The study, made by scientists from the University of Vienna and Berlin Tierpark in Germany and published in BioMed Central Journal, explains how researchers recorded the sounds giraffes from three European zoos make over a period of 8 years, gathering 947 hours. Although it was believed that they emit sounds which are imperceptible for the human ear, it seems that their ’hum’ has a frequency of 92Hz, slightly hearable by human beings.
In the past, scientists even suggested that giraffes use infrasonic sounds that could not be heard by humans.
The researchers noticed that this humming occurs only at night. They couldn’t establish if this sound represents a way of communicating with other giraffes or just a passive sound while sleeping.
“Giraffes do produce vocalizations, which based on their acoustic structure, might have the potential of function as communicative signals,” the researchers say.

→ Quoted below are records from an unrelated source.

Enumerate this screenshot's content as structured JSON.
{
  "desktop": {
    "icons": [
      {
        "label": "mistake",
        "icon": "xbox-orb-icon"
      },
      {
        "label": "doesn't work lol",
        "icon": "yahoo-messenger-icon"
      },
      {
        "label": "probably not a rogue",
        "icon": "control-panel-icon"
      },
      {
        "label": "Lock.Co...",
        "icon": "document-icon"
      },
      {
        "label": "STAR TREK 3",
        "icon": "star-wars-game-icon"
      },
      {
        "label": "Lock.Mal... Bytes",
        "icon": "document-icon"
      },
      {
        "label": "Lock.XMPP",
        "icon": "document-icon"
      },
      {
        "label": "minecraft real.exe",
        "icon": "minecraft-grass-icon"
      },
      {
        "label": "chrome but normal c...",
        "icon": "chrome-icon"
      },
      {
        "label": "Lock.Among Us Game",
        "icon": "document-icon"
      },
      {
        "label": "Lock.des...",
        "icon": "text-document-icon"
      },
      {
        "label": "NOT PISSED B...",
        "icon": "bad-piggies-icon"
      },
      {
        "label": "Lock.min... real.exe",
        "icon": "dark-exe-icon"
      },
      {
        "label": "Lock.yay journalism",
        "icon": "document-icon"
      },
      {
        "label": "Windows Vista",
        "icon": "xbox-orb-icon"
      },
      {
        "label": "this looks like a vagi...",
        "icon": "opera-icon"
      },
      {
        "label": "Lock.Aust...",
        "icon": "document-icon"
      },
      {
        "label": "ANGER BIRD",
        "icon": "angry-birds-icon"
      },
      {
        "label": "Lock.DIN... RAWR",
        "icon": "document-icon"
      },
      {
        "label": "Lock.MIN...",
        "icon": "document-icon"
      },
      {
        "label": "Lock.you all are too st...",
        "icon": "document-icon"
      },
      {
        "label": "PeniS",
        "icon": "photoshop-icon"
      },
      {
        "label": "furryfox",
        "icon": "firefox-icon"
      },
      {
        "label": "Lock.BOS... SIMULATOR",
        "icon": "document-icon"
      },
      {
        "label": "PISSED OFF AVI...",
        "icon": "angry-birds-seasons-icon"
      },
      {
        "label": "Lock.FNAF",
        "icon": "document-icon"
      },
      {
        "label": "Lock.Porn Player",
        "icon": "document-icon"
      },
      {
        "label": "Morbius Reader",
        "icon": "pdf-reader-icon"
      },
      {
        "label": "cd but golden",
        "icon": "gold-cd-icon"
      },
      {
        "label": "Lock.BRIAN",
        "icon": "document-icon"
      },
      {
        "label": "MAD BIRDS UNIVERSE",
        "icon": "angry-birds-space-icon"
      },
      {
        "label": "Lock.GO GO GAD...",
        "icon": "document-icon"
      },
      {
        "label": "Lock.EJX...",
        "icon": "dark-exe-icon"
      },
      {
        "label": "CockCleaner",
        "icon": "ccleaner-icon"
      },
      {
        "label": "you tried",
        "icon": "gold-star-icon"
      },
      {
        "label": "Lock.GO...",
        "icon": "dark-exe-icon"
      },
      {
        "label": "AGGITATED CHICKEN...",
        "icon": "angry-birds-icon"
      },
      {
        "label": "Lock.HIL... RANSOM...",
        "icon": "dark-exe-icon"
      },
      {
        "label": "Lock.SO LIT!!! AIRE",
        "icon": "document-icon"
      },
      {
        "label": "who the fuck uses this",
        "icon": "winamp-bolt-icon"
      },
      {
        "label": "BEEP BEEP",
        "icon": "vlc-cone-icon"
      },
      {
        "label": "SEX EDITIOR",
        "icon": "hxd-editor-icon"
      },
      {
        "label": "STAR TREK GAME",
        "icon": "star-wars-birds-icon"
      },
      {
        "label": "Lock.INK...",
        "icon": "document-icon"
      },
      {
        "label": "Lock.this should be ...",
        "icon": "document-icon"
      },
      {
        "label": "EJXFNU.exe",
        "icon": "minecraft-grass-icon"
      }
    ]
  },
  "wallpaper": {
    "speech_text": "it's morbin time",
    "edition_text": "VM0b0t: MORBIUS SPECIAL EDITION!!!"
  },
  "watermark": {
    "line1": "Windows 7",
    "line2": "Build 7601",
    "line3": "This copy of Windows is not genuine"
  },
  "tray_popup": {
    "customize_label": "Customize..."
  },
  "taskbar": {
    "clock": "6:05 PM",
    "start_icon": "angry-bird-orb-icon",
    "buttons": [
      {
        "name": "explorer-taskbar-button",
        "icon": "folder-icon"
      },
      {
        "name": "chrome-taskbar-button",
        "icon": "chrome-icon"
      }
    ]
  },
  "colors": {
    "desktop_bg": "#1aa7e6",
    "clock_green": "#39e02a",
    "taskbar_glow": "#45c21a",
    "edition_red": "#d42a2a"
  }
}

Despite having well-developed larynx, it was believed that because of the long neck, giraffes are not capable of producing enough air-flow in order to emit sounds. But it seems that the new research shows something else.
Analyzing the relation between vocal cords and nose production, they concluded that the humming sound comes from the right place and is stronger than it was believed.
Trying to justify the reason why giraffes emit those sounds during night, the scientists believe that the reason is their less sharp vision, otherwise very keen.
Although experts believe that their research requires a stimulating interest, time and is tiresome by reason of length, they do believe that this work must be continued in order to find out the reason giraffes hum at night and to offer an insight into their social behavior.